Au dessin, Rafa Sandoval fait un sans-faute. Son découpage est généreux et il est aussi à l'aise dans l'action que dans le dialogue. On distingue bien chaque personnage, et les couleurs de Matt Herms font le reste. C'est un comic-book qui a fière allure.
 

- LOIS & CLARK 2 (Ecrit par Dan Jurgens, dessiné par Lee Weeks.) - Jon Kent assiste à l'atterrissage de la princesse Glyanna de P'luhnn non loin de la ferme des Kent. Peu après surgit un exécuteur envoyé par le père de la princesse chargé de la ramener pour qu'elle soit jugée pour trahison...
 
Sans Lee Weeks et la coloriste Elizabeth Breitweiser, reconnaissons qu'on n'aurait pas de quoi s'émerveiller devant les quelques pages de Lois & Clark. Mais le dessinateur, si rare, nous régale avec son trait si élégant et sa collaboratrice habille chaque plan avec une palette d'une classe confondante.

Dan Jurgens nous sert un récit sympathique, qui n'est pas renversant avec sa princesse traquée. Mais le clifhanger final attise notre curiosité.


- POWER GIRL REBORN (Ecrit par Leah Williams, dessiné par Marguerite Sauvage.) - Omen et Power Girl reçoivent Supergirl qui a un trouble du langage. Le traitement va réveiller les tensions entre les deux Kara mais surtout l'origine de son mal..

J'aime le concept de cette deuxième back-up story et le nouveau cas traité par Omen et Power Girl ce mois-ci est savoureux puisqu'il implique Supergirl. Or, Kara Zor-L (PG) est en quelque sorte une variante de Kara Zor-El (Supergirl), et Leah Williams rappelle avec à-propos que Power Girl n'a jamais été vraiment admise dans la Super-family (puisqu'elle vient d'une Terre parallèle). In fine, on comprend surtout que quelqu'un cherche à s'en prendre à Power Girl via Supergirl et c'est accrocheur.
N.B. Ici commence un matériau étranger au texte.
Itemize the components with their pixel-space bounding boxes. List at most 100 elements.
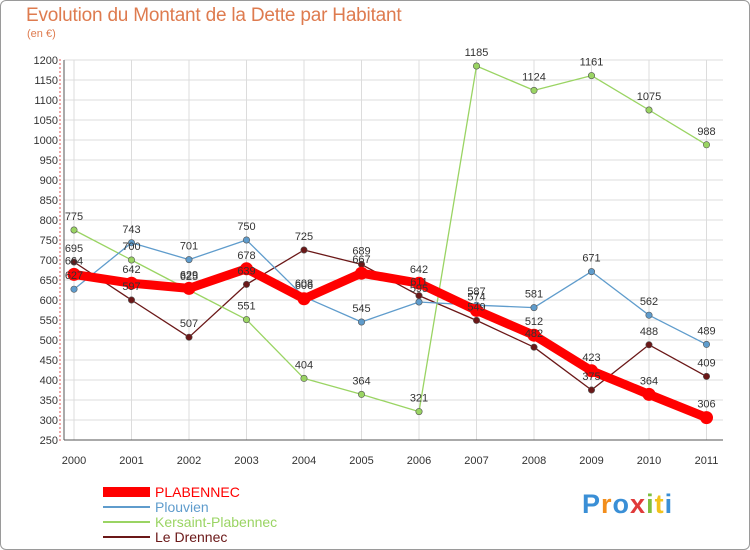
data-label-plabennec: 664	[65, 255, 83, 267]
legend-label-kersaint-plabennec: Kersaint-Plabennec	[155, 514, 277, 530]
y-tick-label: 1050	[34, 115, 58, 127]
data-point-kersaint-plabennec	[587, 72, 595, 80]
y-tick-label: 700	[40, 255, 58, 267]
y-tick-label: 1100	[34, 95, 58, 107]
data-point-plouvien	[185, 256, 193, 264]
y-tick-label: 900	[40, 175, 58, 187]
data-point-kersaint-plabennec	[702, 141, 710, 149]
data-point-plouvien	[530, 304, 538, 312]
x-tick-label: 2002	[177, 455, 201, 467]
data-point-kersaint-plabennec	[243, 316, 251, 324]
legend-label-le-drennec: Le Drennec	[155, 529, 227, 545]
data-point-kersaint-plabennec	[472, 62, 480, 70]
data-label-le-drennec: 507	[180, 318, 198, 330]
legend-label-plouvien: Plouvien	[155, 499, 209, 515]
x-tick-label: 2006	[407, 455, 431, 467]
data-point-kersaint-plabennec	[645, 106, 653, 114]
data-label-kersaint-plabennec: 404	[295, 359, 313, 371]
y-tick-label: 950	[40, 155, 58, 167]
data-label-plabennec: 364	[640, 375, 658, 387]
data-point-le-drennec	[300, 246, 308, 254]
data-label-le-drennec: 611	[410, 277, 428, 289]
data-label-plabennec: 667	[352, 254, 370, 266]
x-tick-label: 2007	[464, 455, 488, 467]
data-label-plabennec: 423	[582, 352, 600, 364]
x-tick-label: 2003	[234, 455, 258, 467]
data-point-le-drennec	[587, 386, 595, 394]
data-label-plouvien: 587	[467, 286, 485, 298]
data-point-plabennec	[527, 328, 541, 342]
data-point-le-drennec	[243, 280, 251, 288]
y-tick-label: 350	[40, 395, 58, 407]
data-label-plabennec: 306	[697, 399, 715, 411]
y-tick-label: 800	[40, 215, 58, 227]
data-label-kersaint-plabennec: 988	[697, 126, 715, 138]
data-label-plouvien: 701	[180, 241, 198, 253]
y-tick-label: 600	[40, 295, 58, 307]
y-tick-label: 1000	[34, 135, 58, 147]
data-label-plabennec: 642	[122, 264, 140, 276]
y-tick-label: 500	[40, 335, 58, 347]
x-tick-label: 2011	[695, 455, 719, 467]
data-point-plabennec	[182, 281, 196, 295]
data-point-le-drennec	[472, 316, 480, 324]
data-label-le-drennec: 488	[640, 326, 658, 338]
data-point-plabennec	[470, 303, 483, 317]
data-label-kersaint-plabennec: 321	[410, 393, 428, 405]
data-label-plouvien: 595	[410, 283, 428, 295]
data-label-le-drennec: 695	[65, 243, 83, 255]
data-label-le-drennec: 725	[295, 231, 313, 243]
x-tick-label: 2008	[522, 455, 546, 467]
data-label-kersaint-plabennec: 625	[180, 271, 198, 283]
series-line-plouvien	[73, 239, 708, 346]
data-point-le-drennec	[645, 341, 653, 349]
data-point-plabennec	[355, 266, 368, 280]
data-point-plouvien	[587, 268, 595, 276]
data-point-plabennec	[642, 387, 656, 401]
y-tick-label: 650	[40, 275, 58, 287]
data-point-le-drennec	[70, 258, 78, 266]
data-point-plouvien	[128, 239, 136, 247]
data-point-kersaint-plabennec	[357, 390, 365, 398]
data-label-plouvien: 608	[295, 278, 313, 290]
data-point-le-drennec	[702, 372, 710, 380]
data-label-le-drennec: 597	[122, 281, 140, 293]
data-label-plouvien: 671	[582, 253, 600, 265]
data-label-plabennec: 606	[295, 280, 313, 292]
legend-label-plabennec: PLABENNEC	[155, 484, 240, 500]
data-point-kersaint-plabennec	[415, 408, 423, 416]
x-tick-label: 2010	[637, 455, 661, 467]
y-tick-label: 300	[40, 415, 58, 427]
data-label-plouvien: 489	[697, 325, 715, 337]
data-label-plabennec: 678	[237, 250, 255, 262]
data-point-plouvien	[702, 340, 710, 348]
data-label-kersaint-plabennec: 1124	[522, 71, 546, 83]
y-tick-label: 1200	[34, 55, 58, 67]
legend-swatch-kersaint-plabennec	[103, 521, 150, 523]
x-tick-label: 2001	[119, 455, 143, 467]
x-tick-label: 2004	[292, 455, 316, 467]
data-point-kersaint-plabennec	[530, 86, 538, 94]
data-point-plabennec	[67, 267, 81, 281]
proxiti-logo: Proxiti	[582, 489, 674, 519]
data-label-kersaint-plabennec: 551	[237, 301, 255, 313]
data-point-plouvien	[415, 298, 423, 306]
chart-unit: (en €)	[27, 28, 56, 40]
data-label-kersaint-plabennec: 1161	[580, 57, 604, 69]
data-point-plabennec	[240, 262, 253, 276]
data-label-kersaint-plabennec: 700	[122, 241, 140, 253]
x-tick-label: 2005	[349, 455, 373, 467]
data-point-kersaint-plabennec	[70, 226, 78, 234]
data-label-plouvien: 581	[525, 289, 543, 301]
y-tick-label: 550	[40, 315, 58, 327]
y-tick-label: 750	[40, 235, 58, 247]
data-label-plouvien: 627	[65, 270, 83, 282]
data-label-kersaint-plabennec: 1185	[465, 47, 489, 59]
data-point-plabennec	[585, 364, 598, 378]
chart-title: Evolution du Montant de la Dette par Hab…	[26, 5, 402, 26]
data-point-plabennec	[297, 292, 311, 306]
data-label-le-drennec: 689	[352, 245, 370, 257]
y-tick-label: 250	[40, 435, 58, 447]
series-line-plabennec	[69, 264, 711, 423]
data-point-plabennec	[125, 276, 138, 290]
Marguerite Sauvage (tout comme Sandoval et Weeks) prouve que Action Comics est bien fourni en artistes de qualité puisque ses planches sont merveilleusement belles et entraînantes, avec une mise en couleurs qu'elle effectue elle-même et qui est absolument magique.

BIlan des courses : on aimerait que cette revue compte plus de pages pour que chaque série ait plus d'espace. C'est parfois frustrant, mais c'est aussi bon signe car lorsqu'on en veut plus, c'est que c'est bon. Et de ce point de vue, Action Comics confirme qu'elle est une excellente surprise, impeccablement pensée et éditée.